Calcio femminile, durante il Mondiale una giocatrice su cinque ha ricevuto messaggi offensivi

Redazione
12/12/2023

Quasi il 50 per cento aveva contenuto omofobo, sessista o di natura sessuale. Lo studio della Fifa basato sul Servizio di protezione delle reti social.

Calcio femminile, durante il Mondiale una giocatrice su cinque ha ricevuto messaggi offensivi

Oltre una giocatrice su cinque tra quelle che hanno preso parte al Mondiale di calcio femminile del 2023, ospitato da Australia e in Nuova Zelanda, è stata bersaglio di messaggi online offensivi, discriminatori o minacciosi.

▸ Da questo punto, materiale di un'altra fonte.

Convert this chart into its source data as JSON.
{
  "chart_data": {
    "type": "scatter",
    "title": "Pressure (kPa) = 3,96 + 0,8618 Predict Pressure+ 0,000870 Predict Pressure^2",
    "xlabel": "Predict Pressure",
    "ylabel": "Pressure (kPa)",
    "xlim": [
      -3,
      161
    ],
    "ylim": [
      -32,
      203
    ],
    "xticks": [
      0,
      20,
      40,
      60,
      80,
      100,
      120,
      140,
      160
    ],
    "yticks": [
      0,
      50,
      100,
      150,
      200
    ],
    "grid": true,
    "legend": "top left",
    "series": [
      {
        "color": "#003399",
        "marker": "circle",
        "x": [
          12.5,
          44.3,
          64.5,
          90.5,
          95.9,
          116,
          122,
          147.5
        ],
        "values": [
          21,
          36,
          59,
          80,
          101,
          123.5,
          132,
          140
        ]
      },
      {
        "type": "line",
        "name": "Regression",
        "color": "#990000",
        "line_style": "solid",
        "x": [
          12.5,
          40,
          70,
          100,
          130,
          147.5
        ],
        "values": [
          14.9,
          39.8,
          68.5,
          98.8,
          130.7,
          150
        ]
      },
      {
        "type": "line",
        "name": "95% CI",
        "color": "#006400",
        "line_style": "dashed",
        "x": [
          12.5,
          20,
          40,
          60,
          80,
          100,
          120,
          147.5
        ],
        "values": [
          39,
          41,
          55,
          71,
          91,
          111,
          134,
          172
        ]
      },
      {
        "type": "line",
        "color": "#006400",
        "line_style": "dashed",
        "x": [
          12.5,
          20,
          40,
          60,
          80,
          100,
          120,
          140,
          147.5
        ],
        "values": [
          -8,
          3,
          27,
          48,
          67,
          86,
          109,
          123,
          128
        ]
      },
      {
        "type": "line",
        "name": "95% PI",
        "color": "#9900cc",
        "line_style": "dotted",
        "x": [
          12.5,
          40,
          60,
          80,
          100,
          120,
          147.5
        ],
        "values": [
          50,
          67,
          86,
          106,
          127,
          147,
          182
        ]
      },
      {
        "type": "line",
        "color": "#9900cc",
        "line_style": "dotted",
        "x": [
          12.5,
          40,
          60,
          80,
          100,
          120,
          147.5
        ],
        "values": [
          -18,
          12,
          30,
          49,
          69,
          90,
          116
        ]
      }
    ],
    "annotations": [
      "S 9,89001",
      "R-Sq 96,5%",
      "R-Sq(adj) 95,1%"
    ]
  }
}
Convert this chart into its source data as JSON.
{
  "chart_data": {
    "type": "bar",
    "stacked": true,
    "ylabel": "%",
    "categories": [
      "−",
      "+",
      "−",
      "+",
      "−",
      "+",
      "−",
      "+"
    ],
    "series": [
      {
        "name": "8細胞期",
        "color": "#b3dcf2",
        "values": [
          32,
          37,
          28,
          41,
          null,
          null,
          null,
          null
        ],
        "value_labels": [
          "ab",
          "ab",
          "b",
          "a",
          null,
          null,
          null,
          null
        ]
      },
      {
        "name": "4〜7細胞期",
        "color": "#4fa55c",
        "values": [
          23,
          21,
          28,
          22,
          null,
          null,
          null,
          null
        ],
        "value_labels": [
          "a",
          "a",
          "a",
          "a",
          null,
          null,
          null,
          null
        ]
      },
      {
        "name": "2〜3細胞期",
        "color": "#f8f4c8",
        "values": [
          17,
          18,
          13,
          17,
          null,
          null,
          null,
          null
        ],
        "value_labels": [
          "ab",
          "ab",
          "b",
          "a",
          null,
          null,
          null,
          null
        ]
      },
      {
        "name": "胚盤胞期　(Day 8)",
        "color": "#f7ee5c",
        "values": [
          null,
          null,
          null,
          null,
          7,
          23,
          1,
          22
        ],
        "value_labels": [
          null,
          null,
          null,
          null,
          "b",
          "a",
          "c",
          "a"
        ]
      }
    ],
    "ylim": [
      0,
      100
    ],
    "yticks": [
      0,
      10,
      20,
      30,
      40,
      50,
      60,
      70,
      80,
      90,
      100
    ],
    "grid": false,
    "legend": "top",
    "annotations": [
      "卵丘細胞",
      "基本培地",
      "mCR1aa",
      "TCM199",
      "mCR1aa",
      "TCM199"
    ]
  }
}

Lo rivela uno studio pubblicato da Fifa e Fifpro, il sindacato dei giocatori.

Calcio femminile, lo studio della Fifa: durante il Mondiale una giocatrice su cinque ha ricevuto messaggi offensivi.
La gioia delle calciatrici spagnole per la vittoria del Mondiale (Getty Images).

Sono state 152 le calciatrici raggiunte da messaggi offensivi, discriminatori o minacciosi

Secondo la Fifa, 152 giocatrici sono state raggiunte da messaggi offensivi, discriminatori o minacciosi. Lo studio si basa sull’analisi di 5,1 milioni di pubblicazioni su Internet e commenti su 697 giocatori e allenatori che hanno preso parte al torneo, vinto dalla Spagna. Quasi il 50 per cento dei messaggi offensivi era omofobo, sessista o di natura sessuale. La ricerca stima inoltre che le giocatrici del Mondiale femminile avessero il 29 per cento in più di possibilità di essere bersaglio di commenti offensivi rispetto ai colleghi maschi che hanno disputato il Mondiale del 2022 in Qatar.

Calcio femminile, lo studio della Fifa: durante il Mondiale una giocatrice su cinque ha ricevuto messaggi offensivi.
Gianni Infantino, presidente Fifa (Getty Images).

Il presidente Fifa Infantino: «Non deve esserci posto sui social network per chi insulta o minaccia»

La Fifa si è basata sui dati forniti dal suo Servizio di Protezione delle Reti Social (SMPS), che ha scansionato milioni di pubblicazioni online utilizzando software di intelligenza artificiale. Le giocatrici hanno potuto aderire a questo servizio di moderazione, che in tutto ha impedito l’invio di 116.820 messaggi offensivi o minacciosi. Particolarmente prese di mira tuttavia la nazionale statunitense, una calciatrice americana e un’altra argentina, i cui nomi non sono stati divulgati. «Non deve esserci posto sui social network per chi insulta o minaccia qualcuno, durante i tornei organizzati dalla Fifa o in qualsiasi altro momento», ha dichiarato il presidente Gianni Infantino.